Spotting clause boundaries is the foundation of correct punctuation. Once you can see where one clause ends and another begins, comma rules, run-on sentences, and complex sentence structure stop being mysteries.

Complex sentence

A complex sentence combines an independent clause with at least one dependent (subordinate) clause: I missed the bus because I overslept. The dependent clause adds extra information — usually about time, reason, condition, or which thing is meant — but can't stand alone. It's introduced by a subordinating conjunction (because, although, if, when, while) or a relative pronoun (who, which, that).

Mastering complex sentences is the move from simple, choppy writing to prose that links ideas. It's also where comma decisions get interesting — placement depends on which clause comes first.

B2 | Upper Intermediate

B2 is the upper-intermediate level in the CEFR framework, sitting between B1 and C1. At B2 you can read editorials, follow most TED talks without subtitles, and hold extended conversations on abstract topics — including topics outside your everyday life.

Grammatically, B2 means flexible control of mixed conditionals, passive voice across tenses, reported speech with proper backshifting, and participle clauses. B2 is the standard target for university entrance exams (IELTS 5.5–6.5, TOEFL 87–109) and most skilled-migration thresholds — knowing whether you're there shapes your study plan.

B1 | Intermediate

B1 is the intermediate level in the CEFR framework — the point where you stop relying on memorised phrases and start handling everyday English independently. At B1 you can describe experiences, explain opinions, and follow most clear standard speech on familiar topics like work, travel, and hobbies.

Grammatically, B1 means combining tenses with precision, building complex sentences, and starting to use passive voice, modal verbs for necessity and possibility, and verb patterns (gerund vs. infinitive).
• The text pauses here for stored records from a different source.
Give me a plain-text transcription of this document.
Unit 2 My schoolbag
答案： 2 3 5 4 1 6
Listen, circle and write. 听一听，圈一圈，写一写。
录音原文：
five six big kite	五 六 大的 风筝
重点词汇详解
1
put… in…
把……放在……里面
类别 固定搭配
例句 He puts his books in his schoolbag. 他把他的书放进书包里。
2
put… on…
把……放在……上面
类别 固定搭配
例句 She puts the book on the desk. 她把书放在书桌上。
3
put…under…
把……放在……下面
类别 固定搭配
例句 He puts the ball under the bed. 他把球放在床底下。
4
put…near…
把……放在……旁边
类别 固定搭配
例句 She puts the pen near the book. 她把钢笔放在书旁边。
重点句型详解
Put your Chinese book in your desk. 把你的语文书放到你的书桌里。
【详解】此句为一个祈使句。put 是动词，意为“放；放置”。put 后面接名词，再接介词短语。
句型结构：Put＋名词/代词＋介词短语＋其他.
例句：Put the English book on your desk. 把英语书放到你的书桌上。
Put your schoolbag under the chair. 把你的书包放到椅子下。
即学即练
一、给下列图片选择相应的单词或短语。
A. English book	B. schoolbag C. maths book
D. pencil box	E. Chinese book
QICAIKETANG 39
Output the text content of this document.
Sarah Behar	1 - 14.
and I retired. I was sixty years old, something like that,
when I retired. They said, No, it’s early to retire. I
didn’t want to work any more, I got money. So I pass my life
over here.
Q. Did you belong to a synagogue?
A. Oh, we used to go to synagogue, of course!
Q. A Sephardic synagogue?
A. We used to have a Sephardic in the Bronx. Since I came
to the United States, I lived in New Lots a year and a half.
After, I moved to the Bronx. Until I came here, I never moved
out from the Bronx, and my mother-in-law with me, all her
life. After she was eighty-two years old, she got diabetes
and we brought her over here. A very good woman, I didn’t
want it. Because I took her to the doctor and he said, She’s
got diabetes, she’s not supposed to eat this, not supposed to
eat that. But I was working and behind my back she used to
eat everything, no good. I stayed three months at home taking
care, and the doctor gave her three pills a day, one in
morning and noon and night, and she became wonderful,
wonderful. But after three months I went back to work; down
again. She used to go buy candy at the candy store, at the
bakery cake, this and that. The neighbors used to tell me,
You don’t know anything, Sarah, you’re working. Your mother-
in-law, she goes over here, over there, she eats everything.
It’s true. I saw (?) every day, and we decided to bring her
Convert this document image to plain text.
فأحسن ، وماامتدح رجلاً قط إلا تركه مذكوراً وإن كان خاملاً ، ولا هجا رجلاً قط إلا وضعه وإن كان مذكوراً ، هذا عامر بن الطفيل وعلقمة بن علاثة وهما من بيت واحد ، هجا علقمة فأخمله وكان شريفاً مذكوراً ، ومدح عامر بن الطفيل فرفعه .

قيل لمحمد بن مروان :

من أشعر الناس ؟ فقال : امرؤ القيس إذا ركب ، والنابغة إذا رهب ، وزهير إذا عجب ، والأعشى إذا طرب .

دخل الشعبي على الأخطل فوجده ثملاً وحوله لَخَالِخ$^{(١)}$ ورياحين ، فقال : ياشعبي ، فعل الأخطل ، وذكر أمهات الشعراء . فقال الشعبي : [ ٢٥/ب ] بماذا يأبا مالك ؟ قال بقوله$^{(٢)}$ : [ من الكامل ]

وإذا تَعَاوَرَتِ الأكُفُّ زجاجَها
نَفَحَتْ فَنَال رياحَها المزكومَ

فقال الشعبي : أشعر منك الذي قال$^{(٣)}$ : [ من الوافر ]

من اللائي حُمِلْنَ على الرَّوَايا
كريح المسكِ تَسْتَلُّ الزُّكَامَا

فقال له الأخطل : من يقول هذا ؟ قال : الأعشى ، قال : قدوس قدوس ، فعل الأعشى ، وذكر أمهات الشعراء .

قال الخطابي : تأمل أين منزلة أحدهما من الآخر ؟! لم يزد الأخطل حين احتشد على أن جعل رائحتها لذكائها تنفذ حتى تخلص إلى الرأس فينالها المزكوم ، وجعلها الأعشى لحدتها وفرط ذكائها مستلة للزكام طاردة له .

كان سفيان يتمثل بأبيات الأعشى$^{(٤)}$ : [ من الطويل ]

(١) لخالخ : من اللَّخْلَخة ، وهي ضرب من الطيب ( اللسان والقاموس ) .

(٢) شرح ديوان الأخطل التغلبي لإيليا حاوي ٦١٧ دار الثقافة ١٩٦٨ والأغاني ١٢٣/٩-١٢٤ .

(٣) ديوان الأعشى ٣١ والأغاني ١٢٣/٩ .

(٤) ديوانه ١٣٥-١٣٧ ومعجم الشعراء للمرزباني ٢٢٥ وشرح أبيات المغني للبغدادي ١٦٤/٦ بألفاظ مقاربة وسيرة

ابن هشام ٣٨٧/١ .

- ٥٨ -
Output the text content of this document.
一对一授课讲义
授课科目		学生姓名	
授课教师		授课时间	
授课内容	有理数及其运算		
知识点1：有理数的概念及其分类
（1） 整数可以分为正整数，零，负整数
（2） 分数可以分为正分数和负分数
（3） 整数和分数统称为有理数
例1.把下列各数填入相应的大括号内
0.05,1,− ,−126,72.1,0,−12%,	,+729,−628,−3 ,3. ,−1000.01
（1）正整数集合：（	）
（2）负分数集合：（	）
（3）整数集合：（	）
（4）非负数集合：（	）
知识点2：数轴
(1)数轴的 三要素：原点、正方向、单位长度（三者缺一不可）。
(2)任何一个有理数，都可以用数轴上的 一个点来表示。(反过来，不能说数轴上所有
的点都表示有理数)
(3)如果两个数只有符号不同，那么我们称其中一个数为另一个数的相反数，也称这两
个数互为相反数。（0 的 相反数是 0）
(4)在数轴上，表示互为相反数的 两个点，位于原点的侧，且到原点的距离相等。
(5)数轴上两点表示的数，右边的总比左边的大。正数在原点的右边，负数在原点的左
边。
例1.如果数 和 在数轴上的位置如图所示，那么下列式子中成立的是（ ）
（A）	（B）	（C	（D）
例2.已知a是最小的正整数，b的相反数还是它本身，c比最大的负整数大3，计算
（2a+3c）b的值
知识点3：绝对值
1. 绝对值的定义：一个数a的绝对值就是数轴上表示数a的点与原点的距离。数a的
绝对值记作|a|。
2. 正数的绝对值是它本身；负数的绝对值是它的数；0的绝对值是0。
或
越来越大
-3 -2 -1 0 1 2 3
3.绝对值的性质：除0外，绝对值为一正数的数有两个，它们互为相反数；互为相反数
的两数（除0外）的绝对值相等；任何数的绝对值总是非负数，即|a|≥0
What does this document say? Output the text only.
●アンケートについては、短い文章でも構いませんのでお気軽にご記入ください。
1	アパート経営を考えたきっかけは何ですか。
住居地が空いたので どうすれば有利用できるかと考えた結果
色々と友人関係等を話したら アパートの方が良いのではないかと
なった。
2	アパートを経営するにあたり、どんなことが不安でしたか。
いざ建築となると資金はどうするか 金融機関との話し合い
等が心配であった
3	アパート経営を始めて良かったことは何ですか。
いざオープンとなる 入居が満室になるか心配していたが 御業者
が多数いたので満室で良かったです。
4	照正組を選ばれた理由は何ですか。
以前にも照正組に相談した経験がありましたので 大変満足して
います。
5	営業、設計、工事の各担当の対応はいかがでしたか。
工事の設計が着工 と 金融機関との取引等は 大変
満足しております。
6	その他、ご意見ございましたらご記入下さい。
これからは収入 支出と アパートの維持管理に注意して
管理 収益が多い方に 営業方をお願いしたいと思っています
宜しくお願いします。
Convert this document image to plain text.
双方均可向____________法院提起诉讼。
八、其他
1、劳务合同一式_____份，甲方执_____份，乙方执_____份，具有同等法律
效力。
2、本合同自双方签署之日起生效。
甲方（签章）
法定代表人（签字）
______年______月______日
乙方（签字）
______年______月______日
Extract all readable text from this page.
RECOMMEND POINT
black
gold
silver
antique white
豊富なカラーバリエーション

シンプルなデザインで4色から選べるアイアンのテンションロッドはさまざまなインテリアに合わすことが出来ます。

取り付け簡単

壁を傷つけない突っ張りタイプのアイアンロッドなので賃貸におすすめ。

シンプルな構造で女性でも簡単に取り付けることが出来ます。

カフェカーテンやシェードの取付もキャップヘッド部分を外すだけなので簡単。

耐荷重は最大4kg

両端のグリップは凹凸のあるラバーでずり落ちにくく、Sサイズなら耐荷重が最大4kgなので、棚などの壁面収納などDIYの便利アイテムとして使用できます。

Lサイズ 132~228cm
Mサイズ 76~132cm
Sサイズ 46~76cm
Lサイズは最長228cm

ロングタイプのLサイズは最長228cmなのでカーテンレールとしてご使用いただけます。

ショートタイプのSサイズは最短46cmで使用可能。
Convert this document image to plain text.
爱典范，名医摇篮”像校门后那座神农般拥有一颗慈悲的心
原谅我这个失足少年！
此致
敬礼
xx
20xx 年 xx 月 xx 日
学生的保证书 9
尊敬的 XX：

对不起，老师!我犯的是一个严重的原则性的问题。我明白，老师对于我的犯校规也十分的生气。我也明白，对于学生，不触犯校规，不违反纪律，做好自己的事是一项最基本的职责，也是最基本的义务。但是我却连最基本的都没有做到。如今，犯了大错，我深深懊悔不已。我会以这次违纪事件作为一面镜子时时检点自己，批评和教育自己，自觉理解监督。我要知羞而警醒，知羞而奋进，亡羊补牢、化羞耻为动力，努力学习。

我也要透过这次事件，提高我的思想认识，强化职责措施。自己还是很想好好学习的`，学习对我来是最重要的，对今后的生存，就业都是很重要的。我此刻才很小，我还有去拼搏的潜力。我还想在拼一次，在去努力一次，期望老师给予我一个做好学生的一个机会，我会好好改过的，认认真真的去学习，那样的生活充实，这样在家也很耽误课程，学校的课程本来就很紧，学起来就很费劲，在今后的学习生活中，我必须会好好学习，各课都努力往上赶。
Knowing your level shapes what you study next: pushing too far ahead frustrates you; staying below your level wastes time.

Difficulty: Medium

The Medium difficulty tag marks questions and challenges in the middle of the difficulty range — typically suitable for A2 to B1 learners. Expect a single rule with realistic distractors, longer sentences, and contexts where you have to think before answering rather than reading off the obvious choice.

Filter by Medium when you're past the absolute basics and ready to consolidate. It's the level where most lasting progress happens — easy enough that you can finish without exhausting concentration, hard enough that getting it right means you've actually understood.